In 2000, Sean came to Galapagos onbaord a Sea Shepherd boat and decided not to leave. He had grown up in Puerto Rico and settled snuggly into the island life of Galapagos with his perfect Spanish and easy attitude. He was quickly nicknamed 'leche en funda' (milk in a bag) because of his white skin and less than upright posture (I know such details because I volunteered with Sean in 2001--we're the gringos in the photo). Sean quickly gained stature in marine conservation and was pivotal in the capture and arrest of several illegal shark poachers (my first day with Sean in Galapagos included the incineration of 1044 illegally caught shark fins).

In 2006, after a few years of absence from the islands, Sean returned to Galapagos and revitalized the Sea Shepherd anti-shark poaching campaign.

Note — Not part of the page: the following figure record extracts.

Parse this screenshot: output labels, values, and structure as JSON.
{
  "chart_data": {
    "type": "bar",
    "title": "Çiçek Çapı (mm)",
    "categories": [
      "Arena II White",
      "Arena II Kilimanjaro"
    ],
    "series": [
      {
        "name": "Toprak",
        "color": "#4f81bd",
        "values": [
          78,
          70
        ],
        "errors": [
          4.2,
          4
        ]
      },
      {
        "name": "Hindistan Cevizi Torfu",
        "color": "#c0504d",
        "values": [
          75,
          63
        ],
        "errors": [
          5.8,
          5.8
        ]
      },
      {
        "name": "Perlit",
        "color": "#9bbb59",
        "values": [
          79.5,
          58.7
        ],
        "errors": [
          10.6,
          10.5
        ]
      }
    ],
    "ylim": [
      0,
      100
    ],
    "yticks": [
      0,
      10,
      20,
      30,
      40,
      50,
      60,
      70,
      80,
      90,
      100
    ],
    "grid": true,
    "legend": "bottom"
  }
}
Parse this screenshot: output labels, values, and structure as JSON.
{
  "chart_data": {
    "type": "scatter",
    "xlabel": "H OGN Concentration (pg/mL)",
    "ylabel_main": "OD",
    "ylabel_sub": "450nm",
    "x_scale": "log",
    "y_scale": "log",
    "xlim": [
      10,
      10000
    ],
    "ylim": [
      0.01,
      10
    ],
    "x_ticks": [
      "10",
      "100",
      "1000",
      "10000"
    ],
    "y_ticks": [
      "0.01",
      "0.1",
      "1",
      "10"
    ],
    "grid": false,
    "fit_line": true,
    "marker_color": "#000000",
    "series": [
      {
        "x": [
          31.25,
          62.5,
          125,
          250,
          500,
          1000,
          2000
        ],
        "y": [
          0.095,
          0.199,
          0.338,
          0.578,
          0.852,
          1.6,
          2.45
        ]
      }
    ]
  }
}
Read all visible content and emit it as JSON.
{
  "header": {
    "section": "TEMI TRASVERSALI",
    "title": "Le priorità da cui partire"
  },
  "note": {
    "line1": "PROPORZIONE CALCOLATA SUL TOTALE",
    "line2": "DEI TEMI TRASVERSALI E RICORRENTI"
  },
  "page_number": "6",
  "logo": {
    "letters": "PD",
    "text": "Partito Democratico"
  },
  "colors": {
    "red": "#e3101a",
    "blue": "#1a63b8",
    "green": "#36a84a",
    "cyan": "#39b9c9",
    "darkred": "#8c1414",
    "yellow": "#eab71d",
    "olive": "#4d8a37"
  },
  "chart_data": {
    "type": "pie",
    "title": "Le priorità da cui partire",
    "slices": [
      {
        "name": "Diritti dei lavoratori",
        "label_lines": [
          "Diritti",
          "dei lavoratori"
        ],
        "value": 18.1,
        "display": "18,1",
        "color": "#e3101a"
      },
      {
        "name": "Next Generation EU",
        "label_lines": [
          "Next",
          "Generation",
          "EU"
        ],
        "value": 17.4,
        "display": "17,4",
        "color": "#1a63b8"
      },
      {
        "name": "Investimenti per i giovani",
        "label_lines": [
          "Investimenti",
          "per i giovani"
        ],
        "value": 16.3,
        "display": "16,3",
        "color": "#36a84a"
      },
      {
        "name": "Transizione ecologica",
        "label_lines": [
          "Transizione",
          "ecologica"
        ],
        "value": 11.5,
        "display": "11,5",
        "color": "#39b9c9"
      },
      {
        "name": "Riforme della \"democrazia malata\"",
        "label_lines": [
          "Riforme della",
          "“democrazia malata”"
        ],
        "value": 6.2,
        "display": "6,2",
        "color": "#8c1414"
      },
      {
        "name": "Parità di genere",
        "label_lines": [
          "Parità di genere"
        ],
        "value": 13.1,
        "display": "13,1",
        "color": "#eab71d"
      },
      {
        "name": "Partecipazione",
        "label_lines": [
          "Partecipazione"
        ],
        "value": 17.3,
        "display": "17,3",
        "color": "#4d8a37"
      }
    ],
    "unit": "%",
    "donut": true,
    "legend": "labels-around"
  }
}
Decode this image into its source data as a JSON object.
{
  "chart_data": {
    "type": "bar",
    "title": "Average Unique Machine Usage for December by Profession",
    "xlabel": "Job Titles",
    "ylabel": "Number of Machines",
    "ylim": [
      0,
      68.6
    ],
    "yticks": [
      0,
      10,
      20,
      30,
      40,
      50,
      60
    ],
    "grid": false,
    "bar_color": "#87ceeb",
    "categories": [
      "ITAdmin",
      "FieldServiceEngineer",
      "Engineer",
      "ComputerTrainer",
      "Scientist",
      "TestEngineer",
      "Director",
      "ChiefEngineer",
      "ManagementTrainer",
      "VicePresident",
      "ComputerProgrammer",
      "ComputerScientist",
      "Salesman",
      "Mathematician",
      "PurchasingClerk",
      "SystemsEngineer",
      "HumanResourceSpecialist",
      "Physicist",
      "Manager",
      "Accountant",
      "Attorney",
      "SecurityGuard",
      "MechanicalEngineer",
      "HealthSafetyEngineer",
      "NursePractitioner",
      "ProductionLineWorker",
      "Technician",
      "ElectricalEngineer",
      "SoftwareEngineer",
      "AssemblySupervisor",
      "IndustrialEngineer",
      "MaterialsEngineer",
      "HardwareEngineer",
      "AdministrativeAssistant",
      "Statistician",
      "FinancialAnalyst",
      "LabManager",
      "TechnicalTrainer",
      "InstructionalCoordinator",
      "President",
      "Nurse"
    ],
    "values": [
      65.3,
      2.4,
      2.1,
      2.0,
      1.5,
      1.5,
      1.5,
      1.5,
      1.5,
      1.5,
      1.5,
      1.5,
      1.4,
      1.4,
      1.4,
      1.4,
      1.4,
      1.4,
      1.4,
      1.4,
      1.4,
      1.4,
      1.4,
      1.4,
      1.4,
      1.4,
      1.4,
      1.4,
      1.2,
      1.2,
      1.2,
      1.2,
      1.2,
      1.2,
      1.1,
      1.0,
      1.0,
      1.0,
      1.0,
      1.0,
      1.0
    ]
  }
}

In June, Sean and the Ecuadorian National Police uncovered a ring of shark fin traders that led to the confiscation of nearly 20,000 shark fins and four arrests.

But the Ecuadorian shark scandal doesn't stop there. Last week, the law that prohibited the export of shark fins from Ecuador was overturned. On Friday, Sean was working with the police in Manta, the shark finning capital of Ecuador when he was arrested. On August 4th, minutes before he was about to be illegally exported (having married a 'Galapeguena', Sean is legal resident of Ecuador and the Galapagos), the President freed him.

Though liberated, Sean must be disconcerted by the death threats he has recently received. For the sharks, death isn't merely a threat.

mantasharkfins.jpg
Sharks finned and on the beach of Manta--the center of Ecuador's shark mafia. I visited Manta in May 2006, when the export of fins was illegal but clearly still taking place.